Los dos policías se miran satisfechos por la pista. Balaguer recoge el pelo con unas pinzas y lo mete en una bolsa destinada a pruebas. —Excelente, Jessica. Obtendremos el ADN, quizás haya suerte y tengamos una coincidencia: es mucho más de lo que tenemos hasta ahora. Siento comunicarte que no hemos podido obtener ningún perfil de ADN del informe médico. Te lavaron a conciencia antes de soltarte, usando incluso un estropajo; hemos encontrado trazas en la piel. No dejaron ningún rastro que podamos seguir, pero ahora tenemos algo.

Caralt toma la palabra:

—Ha habido otra chica. La secuestraron hace dos días y la han soltado en menos de veinticuatro horas. Ha descrito exactamente el mismo lugar en que estuviste tú y entendemos que la capturó el mismo joven. Lo que ignoramos es por qué la han soltado tan pronto. No llegó a tener ningún contacto con el secuestrador. Se despertó en la habitación y también hubo una botella de cava y un desayuno preparado. Horas más tarde, alguien abrió la trampilla y le disparó un dardo. Al volver en sí, estaba en un pinar, cerca de Vilanova, y era de noche.

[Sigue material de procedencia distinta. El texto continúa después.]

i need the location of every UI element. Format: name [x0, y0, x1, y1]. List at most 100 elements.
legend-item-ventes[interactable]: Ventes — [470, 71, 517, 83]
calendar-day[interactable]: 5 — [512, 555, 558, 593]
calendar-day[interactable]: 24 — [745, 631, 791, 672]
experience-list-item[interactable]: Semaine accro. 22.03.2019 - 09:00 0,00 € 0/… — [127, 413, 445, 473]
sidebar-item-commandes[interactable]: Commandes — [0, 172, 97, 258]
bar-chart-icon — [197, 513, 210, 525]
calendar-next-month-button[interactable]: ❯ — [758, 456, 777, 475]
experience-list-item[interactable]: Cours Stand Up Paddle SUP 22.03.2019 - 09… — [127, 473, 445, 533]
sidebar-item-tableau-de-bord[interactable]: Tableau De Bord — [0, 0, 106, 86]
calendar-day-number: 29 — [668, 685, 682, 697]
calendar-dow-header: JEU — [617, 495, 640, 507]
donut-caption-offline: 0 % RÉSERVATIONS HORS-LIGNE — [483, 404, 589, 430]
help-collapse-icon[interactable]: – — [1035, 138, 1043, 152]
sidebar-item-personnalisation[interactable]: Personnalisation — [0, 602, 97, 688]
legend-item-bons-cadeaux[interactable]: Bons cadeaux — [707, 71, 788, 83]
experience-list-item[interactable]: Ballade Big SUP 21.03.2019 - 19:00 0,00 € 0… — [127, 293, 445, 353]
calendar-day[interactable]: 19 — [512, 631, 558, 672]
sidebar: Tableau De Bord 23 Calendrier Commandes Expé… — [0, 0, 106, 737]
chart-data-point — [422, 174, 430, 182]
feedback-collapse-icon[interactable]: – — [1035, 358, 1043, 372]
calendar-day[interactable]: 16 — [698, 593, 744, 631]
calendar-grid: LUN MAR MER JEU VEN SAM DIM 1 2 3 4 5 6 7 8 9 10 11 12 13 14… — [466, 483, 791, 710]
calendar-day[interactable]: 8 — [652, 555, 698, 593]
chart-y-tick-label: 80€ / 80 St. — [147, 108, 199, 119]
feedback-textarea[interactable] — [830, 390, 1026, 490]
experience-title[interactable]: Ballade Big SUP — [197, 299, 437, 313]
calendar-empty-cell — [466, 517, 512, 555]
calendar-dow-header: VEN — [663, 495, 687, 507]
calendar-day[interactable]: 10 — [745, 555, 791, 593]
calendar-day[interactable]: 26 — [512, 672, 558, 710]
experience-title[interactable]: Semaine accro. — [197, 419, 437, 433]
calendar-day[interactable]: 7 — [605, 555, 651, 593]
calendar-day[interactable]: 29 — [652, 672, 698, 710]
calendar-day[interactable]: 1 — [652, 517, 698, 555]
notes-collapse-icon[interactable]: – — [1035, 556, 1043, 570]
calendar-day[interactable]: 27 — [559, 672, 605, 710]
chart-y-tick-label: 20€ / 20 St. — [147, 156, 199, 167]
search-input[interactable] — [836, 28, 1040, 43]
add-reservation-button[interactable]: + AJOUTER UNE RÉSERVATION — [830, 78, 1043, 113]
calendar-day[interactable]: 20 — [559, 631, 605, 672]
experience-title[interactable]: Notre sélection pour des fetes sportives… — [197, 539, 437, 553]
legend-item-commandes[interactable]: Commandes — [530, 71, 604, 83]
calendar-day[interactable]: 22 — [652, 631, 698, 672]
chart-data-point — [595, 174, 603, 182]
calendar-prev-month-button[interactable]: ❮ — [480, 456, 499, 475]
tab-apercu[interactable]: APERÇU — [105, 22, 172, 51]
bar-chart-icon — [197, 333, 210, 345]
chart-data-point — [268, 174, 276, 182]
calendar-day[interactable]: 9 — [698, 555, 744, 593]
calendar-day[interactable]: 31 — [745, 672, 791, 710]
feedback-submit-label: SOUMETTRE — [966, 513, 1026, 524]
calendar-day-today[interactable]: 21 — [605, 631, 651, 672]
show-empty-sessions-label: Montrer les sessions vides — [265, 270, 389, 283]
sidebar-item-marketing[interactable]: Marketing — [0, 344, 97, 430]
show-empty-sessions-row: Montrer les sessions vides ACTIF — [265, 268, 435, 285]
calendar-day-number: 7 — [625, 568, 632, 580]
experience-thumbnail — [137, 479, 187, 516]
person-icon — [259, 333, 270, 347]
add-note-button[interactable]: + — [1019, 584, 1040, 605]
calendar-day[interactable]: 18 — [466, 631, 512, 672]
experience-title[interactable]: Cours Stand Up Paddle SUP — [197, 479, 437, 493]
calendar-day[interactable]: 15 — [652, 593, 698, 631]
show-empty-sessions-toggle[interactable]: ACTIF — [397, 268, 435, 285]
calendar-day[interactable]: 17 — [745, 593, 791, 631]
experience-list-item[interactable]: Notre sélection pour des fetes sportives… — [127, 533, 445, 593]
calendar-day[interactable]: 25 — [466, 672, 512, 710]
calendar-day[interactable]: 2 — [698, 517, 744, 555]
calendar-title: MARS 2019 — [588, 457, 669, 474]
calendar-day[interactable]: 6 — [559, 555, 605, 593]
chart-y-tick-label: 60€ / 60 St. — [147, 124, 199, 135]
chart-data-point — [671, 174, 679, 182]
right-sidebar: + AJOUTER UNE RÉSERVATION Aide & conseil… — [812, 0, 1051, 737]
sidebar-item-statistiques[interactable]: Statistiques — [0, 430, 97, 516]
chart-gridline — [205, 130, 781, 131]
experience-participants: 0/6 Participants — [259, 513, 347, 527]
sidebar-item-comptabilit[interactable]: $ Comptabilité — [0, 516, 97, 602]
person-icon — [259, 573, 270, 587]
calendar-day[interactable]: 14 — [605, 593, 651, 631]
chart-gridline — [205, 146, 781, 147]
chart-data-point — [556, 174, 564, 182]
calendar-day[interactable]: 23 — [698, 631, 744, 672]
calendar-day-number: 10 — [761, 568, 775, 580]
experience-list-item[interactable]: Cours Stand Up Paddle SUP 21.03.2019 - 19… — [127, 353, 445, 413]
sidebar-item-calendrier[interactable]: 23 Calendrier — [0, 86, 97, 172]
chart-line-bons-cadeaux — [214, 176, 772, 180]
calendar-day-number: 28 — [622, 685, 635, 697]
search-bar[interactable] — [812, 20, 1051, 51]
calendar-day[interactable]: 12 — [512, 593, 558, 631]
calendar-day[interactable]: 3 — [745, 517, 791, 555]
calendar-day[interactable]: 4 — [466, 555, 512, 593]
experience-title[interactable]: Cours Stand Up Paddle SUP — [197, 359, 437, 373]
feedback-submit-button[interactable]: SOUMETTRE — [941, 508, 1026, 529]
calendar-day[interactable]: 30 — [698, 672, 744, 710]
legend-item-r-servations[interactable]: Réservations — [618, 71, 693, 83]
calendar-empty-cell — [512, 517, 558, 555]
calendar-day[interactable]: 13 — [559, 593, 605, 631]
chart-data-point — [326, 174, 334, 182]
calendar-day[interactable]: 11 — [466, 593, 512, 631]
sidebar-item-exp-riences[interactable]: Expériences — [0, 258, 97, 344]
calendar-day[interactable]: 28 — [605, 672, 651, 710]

—El secuestrador cambió de parecer —reflexiona Balaguer—. Es extraño, después de correr el riesgo de secuestrarla.

—¿Estás segura de que ninguno de los dos hombres era el secuestrador? —tercia Balaguer.

—Yo diría que no, por la manera de expresarse y todo lo demás. No parecía ningún palurdo. La música que ponía... El primero era un tarado, estoy segura, y el segundo una mala bestia. Son tres, de eso estoy cierta.

Los policías se miran extrañados.

—Te comunicaremos cualquier novedad según vaya avanzando la investigación, a ver si tenemos suerte y el ADN del pelo está en nuestra base de datos.